Monday, 12 March 2012
On the left is a rendering of part of my revised Turing machine. The important feature of this, for this post, is that it's a 3D object made up of flat cuboids 3mm thick, which means its parts can be cut out of a sheet of 3mm material by a laser cutter. It's designed (or perhaps written) in OpenSCAD.
Turning this into a 2D drawing to feed into a laser cutter is a manual process at the moment. The best way I've found to do it so far is to comment out all but one top level object at a time, then add an OpenSCAD projection primitive; compile, then export the resulting object as a DXF. This needs to be done for each part, with potentially different projection settings for each, and then the DXFs need to be manually combined.
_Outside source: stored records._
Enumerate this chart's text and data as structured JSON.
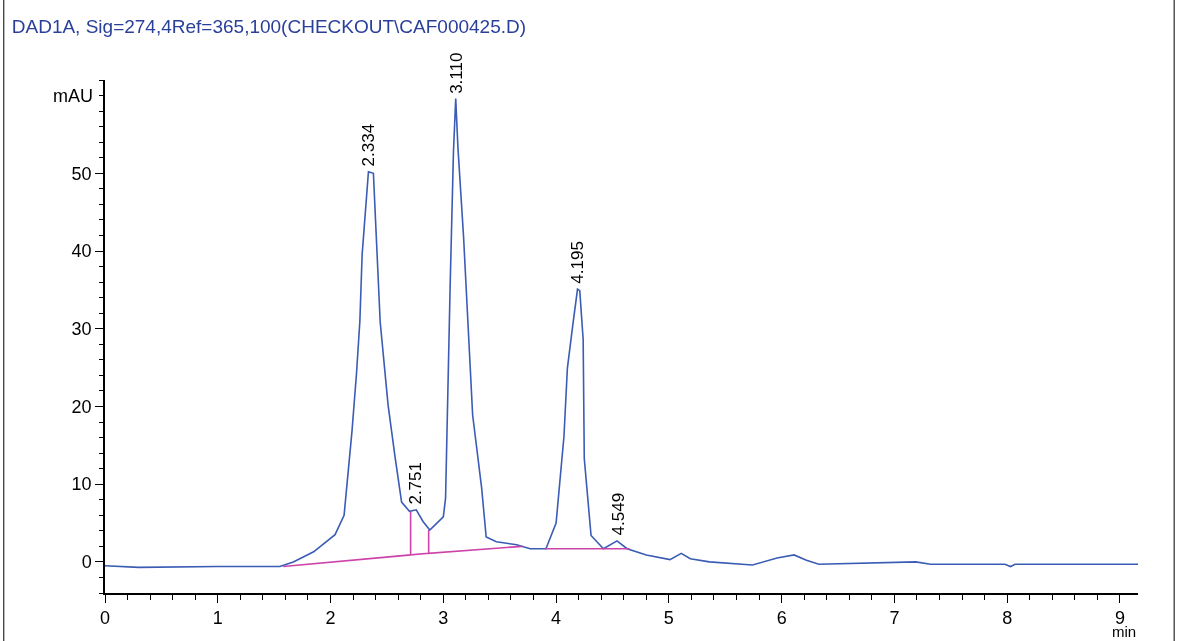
{
  "chart_data": {
    "type": "line",
    "title": "DAD1A, Sig=274,4Ref=365,100(CHECKOUT\\CAF000425.D)",
    "xlabel": "min",
    "ylabel": "mAU",
    "xlim": [
      0,
      9.16
    ],
    "ylim": [
      -4,
      62
    ],
    "xticks": [
      0,
      1,
      2,
      3,
      4,
      5,
      6,
      7,
      8,
      9
    ],
    "yticks": [
      0,
      10,
      20,
      30,
      40,
      50
    ],
    "marker": "none",
    "line_style": "solid",
    "series": [
      {
        "color": "#3a5cb5",
        "x": [
          0,
          0.3,
          1.0,
          1.55,
          1.67,
          1.85,
          2.04,
          2.12,
          2.19,
          2.23,
          2.26,
          2.28,
          2.336,
          2.38,
          2.44,
          2.51,
          2.57,
          2.63,
          2.7,
          2.76,
          2.82,
          2.88,
          3.0,
          3.02,
          3.06,
          3.09,
          3.11,
          3.13,
          3.18,
          3.26,
          3.34,
          3.38,
          3.47,
          3.65,
          3.77,
          3.91,
          4.0,
          4.07,
          4.1,
          4.15,
          4.19,
          4.21,
          4.24,
          4.25,
          4.31,
          4.42,
          4.54,
          4.63,
          4.8,
          5.01,
          5.11,
          5.19,
          5.36,
          5.74,
          5.96,
          6.11,
          6.22,
          6.33,
          7.19,
          7.32,
          7.98,
          8.03,
          8.07,
          9.16
        ],
        "values": [
          -0.5,
          -0.7,
          -0.6,
          -0.6,
          0,
          1.3,
          3.5,
          6.0,
          16.8,
          24.2,
          31,
          39.5,
          50.2,
          50,
          30.9,
          20.2,
          13.7,
          7.7,
          6.5,
          6.7,
          5.2,
          4.1,
          5.8,
          8.2,
          35.2,
          52.8,
          59.6,
          53.2,
          41.7,
          18.9,
          9.5,
          3.2,
          2.6,
          2.2,
          1.7,
          1.7,
          5.0,
          16.2,
          24.9,
          30.7,
          35.1,
          34.9,
          28.6,
          13.3,
          3.4,
          1.7,
          2.7,
          1.7,
          0.9,
          0.3,
          1.1,
          0.4,
          0,
          -0.4,
          0.5,
          0.9,
          0.2,
          -0.3,
          0,
          -0.3,
          -0.3,
          -0.6,
          -0.3,
          -0.3
        ]
      },
      {
        "color": "#cc44aa",
        "x": [
          1.58,
          2.71,
          2.71,
          2.71,
          2.87,
          2.87,
          2.87,
          3.7,
          null,
          3.9,
          4.65
        ],
        "values": [
          -0.6,
          0.9,
          6.5,
          0.9,
          1.1,
          4.1,
          1.1,
          2.0,
          null,
          1.7,
          1.7
        ]
      }
    ],
    "annotations": [
      {
        "text": "2.334",
        "x": 2.334,
        "y": 50.2
      },
      {
        "text": "2.751",
        "x": 2.751,
        "y": 6.7
      },
      {
        "text": "3.110",
        "x": 3.11,
        "y": 59.6
      },
      {
        "text": "4.195",
        "x": 4.195,
        "y": 35.1
      },
      {
        "text": "4.549",
        "x": 4.549,
        "y": 2.7
      }
    ]
  }
}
This next picture is a rasterized SVG which was produced by a perl script I wrote to do this job automatically. The only post processing I've done is to move the top level objects around, as they end up on top of each other at the moment, and to increase the line width. As you can see, this is not perfect, as there are more cut lines there than there should be, but it is automatic. Another advantage of this method is that the produced diagram has true circles in it, rather than the polygonal approximations OpenSCAD produces. The script won't work on objects that are not within a thin plane; the model shown was already split into those objects and had the tabs added by hand. This script is just doing the job of rearranging objects into 2D form.
I am hoping to get the Clipper library involved next to do 2D unions and intersections necessary to produce useful laser cutter drawings. This library can also do outsetting, which will be useful to correct for the diameter of the cutting beam. (Inkscape can do outsetting too, but there is a bug in the current implementation relating to small lines at right angles.) For example, the tabs on the end of the thin bars shown above should be part of the same object. The script knows that these are part of a union, so should be union'ed in 2D to remove the line separating them.
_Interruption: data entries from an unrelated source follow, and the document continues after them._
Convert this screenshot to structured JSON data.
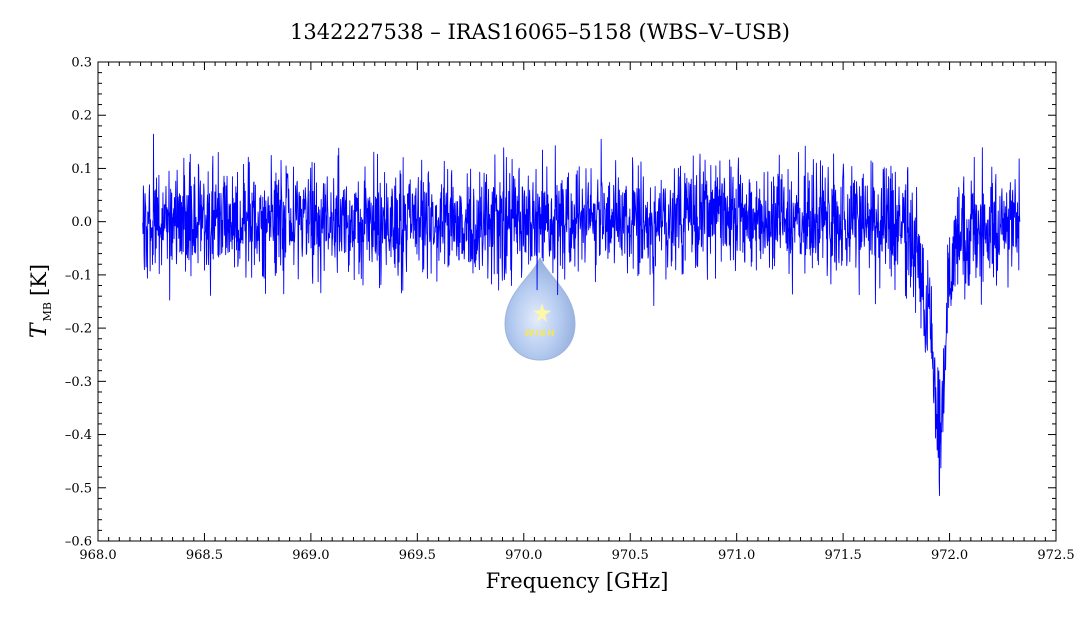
{
  "chart_data": {
    "type": "line",
    "title": "1342227538 – IRAS16065–5158 (WBS–V–USB)",
    "xlabel": "Frequency [GHz]",
    "ylabel": {
      "main": "T",
      "sub": "MB",
      "unit": "[K]"
    },
    "xlim": [
      968.0,
      972.5
    ],
    "ylim": [
      -0.6,
      0.3
    ],
    "xticks": [
      "968.0",
      "968.5",
      "969.0",
      "969.5",
      "970.0",
      "970.5",
      "971.0",
      "971.5",
      "972.0",
      "972.5"
    ],
    "yticks": [
      "0.3",
      "0.2",
      "0.1",
      "0.0",
      "–0.1",
      "–0.2",
      "–0.3",
      "–0.4",
      "–0.5",
      "–0.6"
    ],
    "grid": false,
    "series": [
      {
        "color": "#0000ff",
        "x_range": [
          968.21,
          972.33
        ],
        "noise_rms_K": 0.05,
        "baseline_K": 0.0,
        "x": [
          968.21,
          968.25,
          968.3,
          968.5,
          968.8,
          969.0,
          969.5,
          970.0,
          970.5,
          971.0,
          971.5,
          971.7,
          971.8,
          971.85,
          971.88,
          971.91,
          971.93,
          971.95,
          971.97,
          971.99,
          972.02,
          972.1,
          972.2,
          972.33
        ],
        "y": [
          0.0,
          0.0,
          0.0,
          0.0,
          0.0,
          0.0,
          0.0,
          0.0,
          0.0,
          0.0,
          0.0,
          0.0,
          -0.03,
          -0.07,
          -0.12,
          -0.2,
          -0.3,
          -0.4,
          -0.35,
          -0.15,
          -0.05,
          -0.02,
          0.0,
          0.0
        ]
      }
    ]
  },
  "logo": {
    "text": "WISH"
  }
}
There are of course restrictions in what this can produce; it's limited to orthogonal cubes, cylinders and polygons. Anything that produces an edge not perpendicular to the plane of the object will not work, but then it couldn't be produced by a normal laser cutter anyway. It shouldn't be limited to orthogonal planes - any orientation should work, although I've not tried it with non-orthogonals yet.
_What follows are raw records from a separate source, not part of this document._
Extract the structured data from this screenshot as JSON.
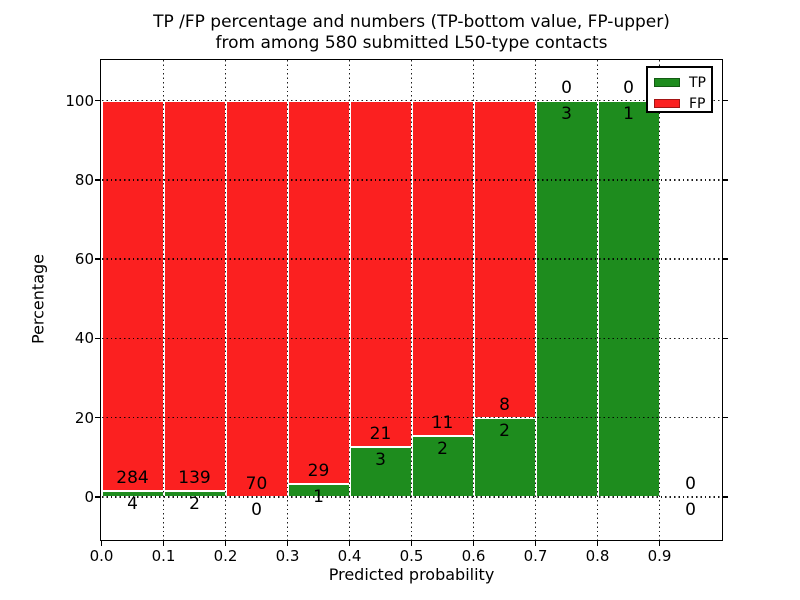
{
  "figure": {
    "title_line1": "TP /FP percentage and numbers (TP-bottom value, FP-upper)",
    "title_line2": "from among 580 submitted L50-type contacts",
    "xlabel": "Predicted probability",
    "ylabel": "Percentage"
  },
  "colors": {
    "tp": "#1e8c1e",
    "fp": "#fb2020",
    "bar_edge": "#ffffff",
    "grid": "#000000",
    "spine": "#000000",
    "background": "#ffffff"
  },
  "legend": {
    "position": "upper-right",
    "entries": [
      {
        "label": "TP",
        "color": "#1e8c1e"
      },
      {
        "label": "FP",
        "color": "#fb2020"
      }
    ]
  },
  "chart_data": {
    "type": "bar",
    "stacked": true,
    "unit": "percent",
    "title": "TP /FP percentage and numbers (TP-bottom value, FP-upper) from among 580 submitted L50-type contacts",
    "xlabel": "Predicted probability",
    "ylabel": "Percentage",
    "total_contacts": 580,
    "grid": true,
    "xlim": [
      0.0,
      1.0
    ],
    "ylim": [
      -10.7,
      110.2
    ],
    "x_tick_labels": [
      "0.0",
      "0.1",
      "0.2",
      "0.3",
      "0.4",
      "0.5",
      "0.6",
      "0.7",
      "0.8",
      "0.9"
    ],
    "y_ticks": [
      0,
      20,
      40,
      60,
      80,
      100
    ],
    "bins": [
      {
        "x_start": 0.0,
        "x_end": 0.1,
        "tp": 4,
        "fp": 284,
        "tp_pct": 1.39,
        "fp_pct": 98.61
      },
      {
        "x_start": 0.1,
        "x_end": 0.2,
        "tp": 2,
        "fp": 139,
        "tp_pct": 1.42,
        "fp_pct": 98.58
      },
      {
        "x_start": 0.2,
        "x_end": 0.3,
        "tp": 0,
        "fp": 70,
        "tp_pct": 0.0,
        "fp_pct": 100.0
      },
      {
        "x_start": 0.3,
        "x_end": 0.4,
        "tp": 1,
        "fp": 29,
        "tp_pct": 3.33,
        "fp_pct": 96.67
      },
      {
        "x_start": 0.4,
        "x_end": 0.5,
        "tp": 3,
        "fp": 21,
        "tp_pct": 12.5,
        "fp_pct": 87.5
      },
      {
        "x_start": 0.5,
        "x_end": 0.6,
        "tp": 2,
        "fp": 11,
        "tp_pct": 15.38,
        "fp_pct": 84.62
      },
      {
        "x_start": 0.6,
        "x_end": 0.7,
        "tp": 2,
        "fp": 8,
        "tp_pct": 20.0,
        "fp_pct": 80.0
      },
      {
        "x_start": 0.7,
        "x_end": 0.8,
        "tp": 3,
        "fp": 0,
        "tp_pct": 100.0,
        "fp_pct": 0.0
      },
      {
        "x_start": 0.8,
        "x_end": 0.9,
        "tp": 1,
        "fp": 0,
        "tp_pct": 100.0,
        "fp_pct": 0.0
      },
      {
        "x_start": 0.9,
        "x_end": 1.0,
        "tp": 0,
        "fp": 0,
        "tp_pct": null,
        "fp_pct": null
      }
    ],
    "series": [
      {
        "name": "TP",
        "counts": [
          4,
          2,
          0,
          1,
          3,
          2,
          2,
          3,
          1,
          0
        ]
      },
      {
        "name": "FP",
        "counts": [
          284,
          139,
          70,
          29,
          21,
          11,
          8,
          0,
          0,
          0
        ]
      }
    ],
    "legend_entries": [
      "TP",
      "FP"
    ]
  }
}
This perl script runs from the processed CSG output from OpenSCAD. This is thankfully very easy to parse. I used Parse::RecDescent to parse it. Then there are several passes of tagging elements in the tree and determining which shapes are positives and which are subtracted from the original solid; then a lot of matrix maths to identify top level objects which all fit into a 3mm thick plane segment and to project all its components into the same 2d plane. I hammered out the perl script in one day, and it's full of bugs and very badly written, so I'm not going to publish it right now. If anyone is interested in it, I'll tidy it up and open source it.